National Center for Access to Justice

Introduction:

NCAJ is committed to using research and data to evaluate the effectiveness of the new models for access to justice. NCAJ works with social scientists, carries out its own research projects, serves as a liaison between the social science community and the legal aid community.
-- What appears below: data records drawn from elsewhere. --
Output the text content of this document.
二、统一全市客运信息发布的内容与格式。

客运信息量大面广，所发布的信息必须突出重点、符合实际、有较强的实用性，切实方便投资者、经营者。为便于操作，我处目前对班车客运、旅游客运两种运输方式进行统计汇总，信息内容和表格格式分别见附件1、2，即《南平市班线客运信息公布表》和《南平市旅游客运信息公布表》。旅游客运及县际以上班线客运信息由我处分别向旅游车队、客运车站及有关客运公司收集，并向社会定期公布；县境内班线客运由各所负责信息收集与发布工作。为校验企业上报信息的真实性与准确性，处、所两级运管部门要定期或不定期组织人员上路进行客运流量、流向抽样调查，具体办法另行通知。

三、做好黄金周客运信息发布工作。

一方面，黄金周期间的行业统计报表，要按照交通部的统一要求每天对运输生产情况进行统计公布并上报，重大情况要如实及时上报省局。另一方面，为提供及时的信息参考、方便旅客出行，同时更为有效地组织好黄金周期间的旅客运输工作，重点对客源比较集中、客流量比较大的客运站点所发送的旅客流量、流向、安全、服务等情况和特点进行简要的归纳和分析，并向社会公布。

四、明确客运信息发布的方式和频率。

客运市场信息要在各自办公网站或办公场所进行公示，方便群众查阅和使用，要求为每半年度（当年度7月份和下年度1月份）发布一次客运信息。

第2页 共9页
NCAJ is also supporting the implementation in the United States of Goal 16 of the United Nations Sustainable Development Agenda, which calls on all countries to draw on  the “data revolution” to establish “indicators” as a means of measuring progress to assure access to justice. On September 15, 2016, NCAJ co-hosted (with the Columbia Law School Human Rights Institute) a “Civil Society Consultation with White House – Legal Aid Interagency Roundtable on Goal 16 Access to Justice Indicators”, inviting 30 experts from nonprofit organizations and academia to develop recommended indicators, and bringing these experts into dialogue about their indicators with 30 federal officials from 15 agencies. The event is described in this Department of Justice Blog, Courtesy of Principal Deputy Associate Attorney General Bill Baer (September 16, 2016).  NCAJ has also published the recommended indicators in the NCAJ blog, along with an overview of the initiative to implement Goal 16 in the US.


Projects:

  • Engaged & Active Judges Research Project – This project is funded by the National Science Foundation to examine the fairness of proposed stipulations of settlement in NYC Housing Court. Lead researchers are social scientists Larry Heuer of Barnard & Steve Penrod of John Jay. NCAJ helped design the project, and helped engage law student summer associates at New York City law firms in the pro bono task of reviewing stipulations in eviction cases arising in NYC Housing Court. The research proposal, approved by NSF in December 2015, is here, The Fairness of Proposed Stipulations of Settlement in NYC Housing Court.
  • Goal 16 National Access to Justice Indicators Project – NCAJ convened 30 experts from the nonprofit and academic communities with 30 government officials from 15 agencies in the White House – Legal Aid Interagency Roundtable for a “Civil Society Consultation on Goal 16 Access to Justice Indicators” on September 16, 2016 in Washington, D.C. NCAJ’s partner in coordinating the Consultation was Columbia Law School’s Human Rights Institute. See Department of Justice Blog, Courtesy of Principal Deputy Associate Attorney General Bill Baer (September 16, 2016).

Resources:

  • David Udell, Research: The Promise. The Challenges. The Rewards, National Center for Access to Justice (2013) – A guide for the legal aid bar and for researchers on the contrasting perspectives each community brings to research evaluating diverse aspects of on civil legal aid.